Allzeit den teller leer essen

Seit meiner kindheit bin ich gewöhnt, meinen teller leer zu essen. Immerzu wurde ich ermahnt. Es hieß. „Wenn du den teller nicht leer isst, gibt’s morgen schlechtes wetter.“ Ursprünglich solls ein versprechen gewesen sein: „Wenn du schön den teller leer isst, gibt’s morgen gutes wetter.“ Und noch ursprünglicher war gar nicht das wetter gemeint. Die plattdeutsche aufforderung: „Et dien töller leddig, dann givt dat morgen goods wedder“ bedeutet nicht „gutes wetter“, sondern „gutes wieder“ Wer also hübsch sein tellerchen leerputzte, hatte das versprechen, dass es am nächsten tag wieder gutes gab. Der volksmund machte aus dem versprechen auf gutes essen unverstanden eine schlechtwetterdrohung.

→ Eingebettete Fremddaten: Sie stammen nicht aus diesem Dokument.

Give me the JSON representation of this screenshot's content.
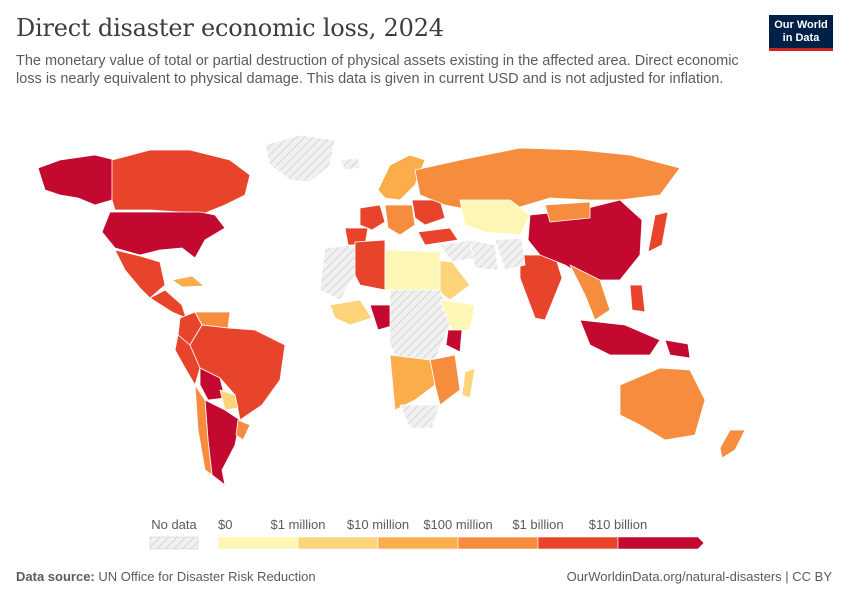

Mahnung, drohung oder versprechen, alle scheinen aus einer zeit zu stammen, als gutes, reichhaltiges essen nicht selbstverständlich war. Ein kollege erzählte aus seiner ostpreußischen heimat, auf dem landgut (alle ostpreußen hatten zu hause ein landgut), auf diesem „landgut“ habe ein geistig behinderter mann als kleinknecht gearbeitet. Der hatte anspruch auf mittags eine mahlzeit, eine „schettel“ (schüssel) voll. Einmal sei man bei der feldarbeit gewesen und hatte für den knecht die schüssel vergessen. Stattdessen gab man ihm reichlich in einen eimer. Da murrte der kleinknecht, weil der eimer nicht voll war, denn er hatte anspruch auf eine VOLLE schüssel. So würde es mir auch gehen.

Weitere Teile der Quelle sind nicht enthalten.